According to a recent report by the Center for New York City Affairs (CNYCA) at The New School, the human services sector is one of the lowest average paying large industries in the city. The average pay for these workers equals that of laundry and restaurant workers and less than stores, hotels and office clerks.

“Rather than fund services based on an analysis of the actual cost of providing high-quality services and fairly compensating a well-educated workforce, the city contracting process generally functions to reimburse contracted services at the lowest price possible,” read the study put together by James Parott, director of economic and fiscal policy at the CNYCA, and L.K. Moe, assistant director for economic policy of the COVID-19 Economic Recovery. “This system has forced nonprofits to operate at extremely slim margins and reduces the possibility of human service workers earning wages and benefits that are at parity with comparable positions in either the public or the private sector outside of the city-contracted human services sphere.”

All of it is unreasonable and objectionable to some elected officials.

“It is unacceptable that essential service workers receive completely inadequate pay, benefits, and advancement opportunities in their professions,” said Councilmember Althea Stevens, chair of the Committee on Youth Services. “As they’ve continuously worked to keep our city going before, during and after the COVID-19 pandemic they deserve equity. The momentum of New York City’s recovery endeavors continues, and we must stand with the women and people of color in underserved communities as they are being affected by this the most. We migrate from contracts that have provided no benefit to these essential services workers, and provide everyone with equal opportunities for advancement and the compensation that is deserved.”

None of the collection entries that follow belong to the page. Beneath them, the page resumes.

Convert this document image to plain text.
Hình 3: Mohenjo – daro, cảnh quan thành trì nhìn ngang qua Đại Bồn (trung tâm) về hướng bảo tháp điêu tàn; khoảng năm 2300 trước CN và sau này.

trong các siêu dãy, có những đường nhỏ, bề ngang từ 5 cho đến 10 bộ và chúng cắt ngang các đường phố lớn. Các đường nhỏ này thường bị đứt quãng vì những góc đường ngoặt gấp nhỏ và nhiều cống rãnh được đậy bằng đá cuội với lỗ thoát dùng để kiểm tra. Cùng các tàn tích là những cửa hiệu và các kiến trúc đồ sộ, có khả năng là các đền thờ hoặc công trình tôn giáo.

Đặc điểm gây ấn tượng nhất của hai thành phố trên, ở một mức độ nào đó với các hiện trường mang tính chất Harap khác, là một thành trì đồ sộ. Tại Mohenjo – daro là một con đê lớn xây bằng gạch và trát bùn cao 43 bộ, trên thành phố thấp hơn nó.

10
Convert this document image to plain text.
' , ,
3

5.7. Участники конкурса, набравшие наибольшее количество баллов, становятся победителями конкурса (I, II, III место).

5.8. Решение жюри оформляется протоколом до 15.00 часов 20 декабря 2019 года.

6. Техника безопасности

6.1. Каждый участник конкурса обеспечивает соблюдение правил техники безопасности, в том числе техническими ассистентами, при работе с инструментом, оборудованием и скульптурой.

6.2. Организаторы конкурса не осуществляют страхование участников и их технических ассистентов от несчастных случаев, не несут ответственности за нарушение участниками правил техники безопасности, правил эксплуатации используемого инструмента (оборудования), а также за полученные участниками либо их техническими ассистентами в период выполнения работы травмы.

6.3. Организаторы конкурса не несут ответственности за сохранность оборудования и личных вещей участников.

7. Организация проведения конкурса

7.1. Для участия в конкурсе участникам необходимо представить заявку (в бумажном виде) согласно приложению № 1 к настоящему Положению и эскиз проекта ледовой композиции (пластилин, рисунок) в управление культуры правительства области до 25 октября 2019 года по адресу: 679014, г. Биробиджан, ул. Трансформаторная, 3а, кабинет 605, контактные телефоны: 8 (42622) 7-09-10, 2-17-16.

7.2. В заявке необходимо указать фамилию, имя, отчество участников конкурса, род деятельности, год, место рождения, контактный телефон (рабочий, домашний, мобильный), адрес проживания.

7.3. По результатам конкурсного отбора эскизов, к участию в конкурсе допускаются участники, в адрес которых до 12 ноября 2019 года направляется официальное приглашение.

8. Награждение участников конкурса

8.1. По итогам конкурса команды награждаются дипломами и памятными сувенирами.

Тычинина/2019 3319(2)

“That recovery cannot happen without fair wages for the women and BIPOC community who are the overwhelming majority of NYC human services’ workforce,” added Councilmember Amanda Farias, co-chair of the Women’s Caucus. “Our human service workers, who have been heavily relied upon since the start of the pandemic, are some of the lowest paid workers in New York’s economy. The average human services worker makes only $32,700 a year, far below what the standard requirements are to meet the basic expenses of living a self-sufficient sustainable life in New York City.

“We must honor our essential workers’ need for sustainable compensation with the same energy we gave them everyday at 7 p.m. through the height of the stay-at-home order.”